House Intelligence Committee Chairman Adam Schiff said Sunday he is not going to stop insisting there is evidence of collusion between President Trump and Russia.

“What I have been saying all along is that the evidence that I’m concerned about is in plain sight. And I have used those words probably 100 times,” the California Democrat said on CNN’s “State of the Union.”

“If the fact that the president called on the Russians to hack Hillary [Clinton]’s emails, if the fact that Don [Trump] Jr. said he would love to get the Russians’ help — all of this is in plain sight — if the Republicans think that’s perfectly fine because it doesn’t amount to the crime of conspiracy, then we are going to part company,” he added. “And I’m not going to stop making the point that we should hold our president, our campaigns, our elected officials to a higher standard than mere criminality.”
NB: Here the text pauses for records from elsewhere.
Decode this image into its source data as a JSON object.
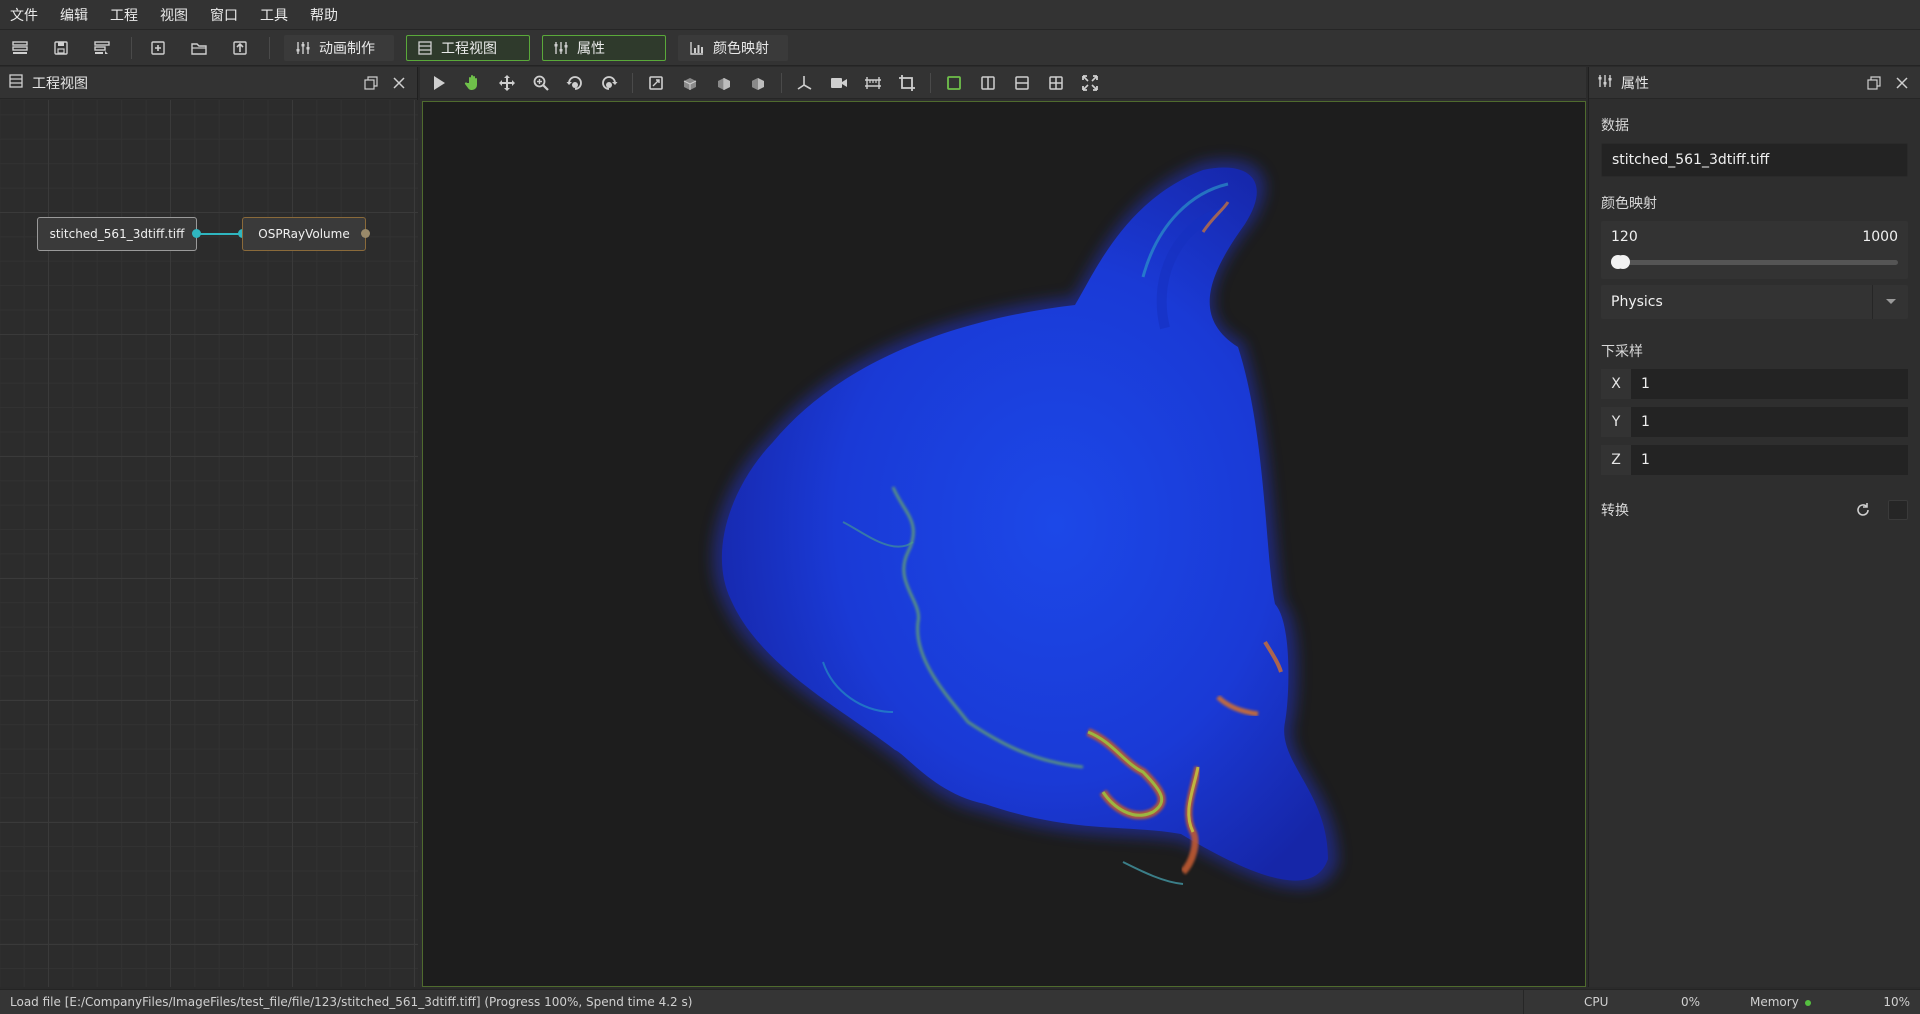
{
  "menu": [
    "文件",
    "编辑",
    "工程",
    "视图",
    "窗口",
    "工具",
    "帮助"
  ],
  "toolbar": {
    "tabs": [
      {
        "label": "动画制作",
        "icon": "sliders-icon"
      },
      {
        "label": "工程视图",
        "icon": "list-icon"
      },
      {
        "label": "属性",
        "icon": "sliders-icon"
      },
      {
        "label": "颜色映射",
        "icon": "chart-icon"
      }
    ]
  },
  "project_view": {
    "title": "工程视图",
    "nodes": [
      {
        "label": "stitched_561_3dtiff.tiff"
      },
      {
        "label": "OSPRayVolume"
      }
    ]
  },
  "properties": {
    "title": "属性",
    "data_label": "数据",
    "data_value": "stitched_561_3dtiff.tiff",
    "colormap_label": "颜色映射",
    "range_min": "120",
    "range_max": "1000",
    "range_fraction": [
      0.0,
      0.005
    ],
    "colormap_preset": "Physics",
    "downsample_label": "下采样",
    "downsample": {
      "x_label": "X",
      "x": "1",
      "y_label": "Y",
      "y": "1",
      "z_label": "Z",
      "z": "1"
    },
    "transform_label": "转换"
  },
  "status": {
    "message": "Load file [E:/CompanyFiles/ImageFiles/test_file/file/123/stitched_561_3dtiff.tiff] (Progress 100%, Spend time 4.2 s)",
    "cpu_label": "CPU",
    "cpu_value": "0%",
    "memory_label": "Memory",
    "memory_value": "10%"
  },
  "colors": {
    "accent_green": "#5aa93a",
    "link_cyan": "#2fb6c0",
    "volume_blue": "#1e3fe0"
  }
}
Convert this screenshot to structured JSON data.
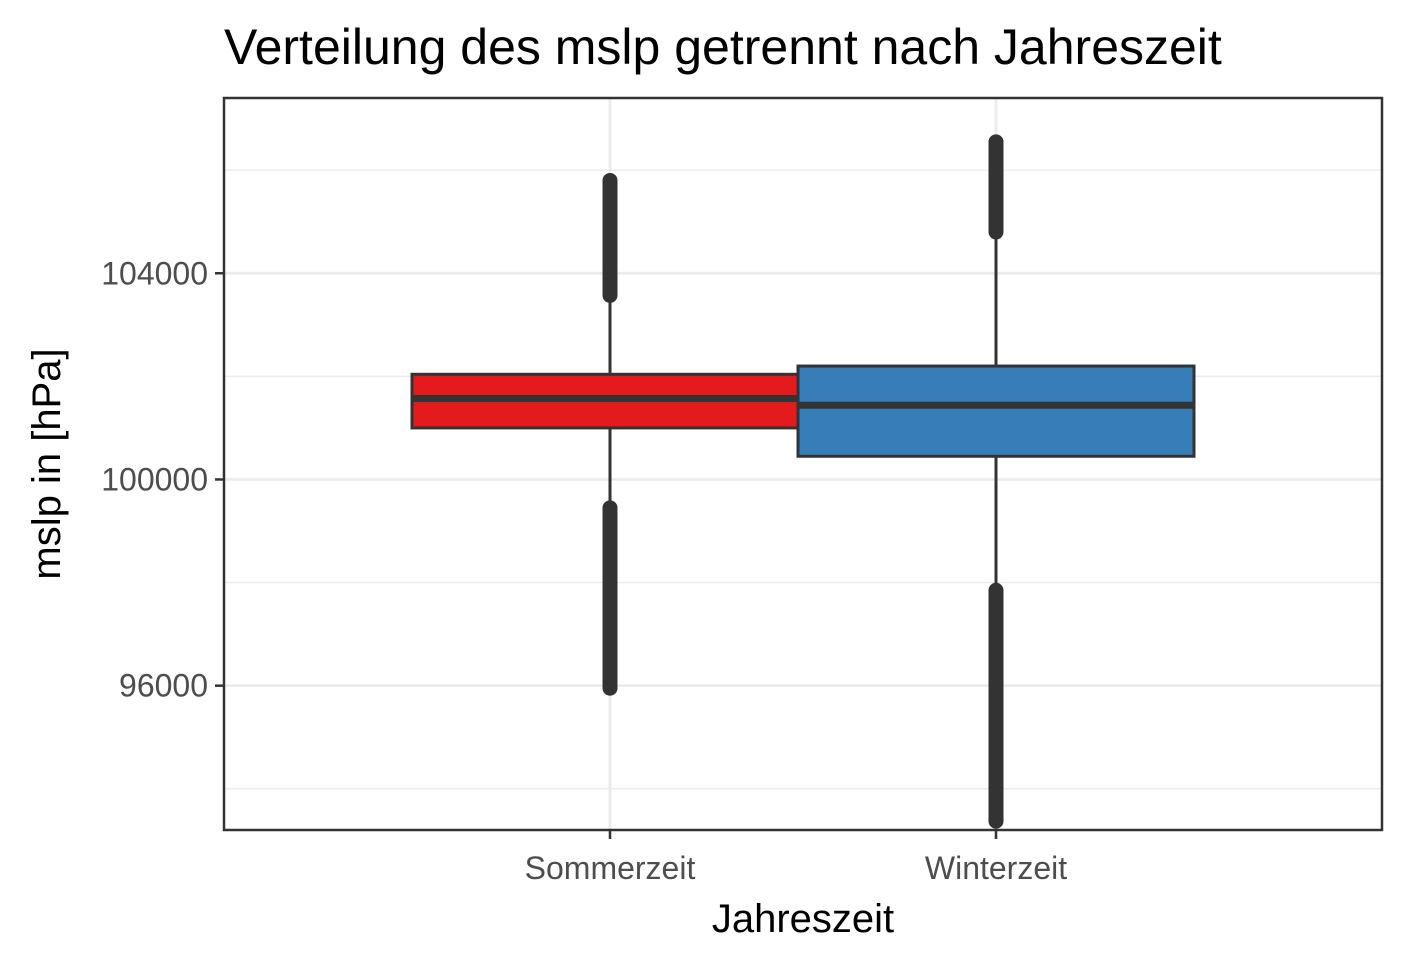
{
  "chart_data": {
    "type": "boxplot",
    "title": "Verteilung des mslp getrennt nach Jahreszeit",
    "xlabel": "Jahreszeit",
    "ylabel": "mslp in [hPa]",
    "categories": [
      "Sommerzeit",
      "Winterzeit"
    ],
    "ylim": [
      93200,
      107400
    ],
    "yticks": [
      96000,
      100000,
      104000
    ],
    "ytick_labels": [
      "96000",
      "100000",
      "104000"
    ],
    "grid": true,
    "legend": "none",
    "colors": {
      "Sommerzeit": "#e41a1c",
      "Winterzeit": "#377eb8",
      "outline": "#333333",
      "grid": "#ebebeb"
    },
    "boxes": [
      {
        "category": "Sommerzeit",
        "q1": 101000,
        "median": 101570,
        "q3": 102040,
        "whisker_low": 99450,
        "whisker_high": 103570,
        "outliers_low": [
          95950,
          99450
        ],
        "outliers_high": [
          103570,
          105800
        ]
      },
      {
        "category": "Winterzeit",
        "q1": 100450,
        "median": 101440,
        "q3": 102200,
        "whisker_low": 97850,
        "whisker_high": 104800,
        "outliers_low": [
          93370,
          97850
        ],
        "outliers_high": [
          104800,
          106550
        ]
      }
    ]
  }
}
Schiff’s insistence on there being collusion has become a flash point between Democrats and Republicans, particularly after special counsel Robert Mueller submitted his final report last month. Mueller did not establish that there was conspiracy between the Trump campaign and the Kremlin, according to a summary from Attorney General William Barr.

In a tremendous move to display their frustration, all of the House Intelligence Committee Republicans called on Schiff to resign as chairman last month because they had “no faith” in his leadership given his repeated assertion there was “more than circumstantial evidence” that Trump colluded with Russia.

Schiff, who has the backing of House Speaker Nancy Pelosi, D-Calif., attributed this partisan divide to blind loyalty to Trump.

“Look, I think there is a different standard here between the Republicans and the Democrats,” Schiff said. “The Republicans seem to think that, as long as you can’t prove it’s a crime, then all is fair love and war, that it’s all OK, what the Trump administration, the Trump campaign does.”

Schiff has called for Mueller’s roughly 400-page report to be released to Congress with no redactions.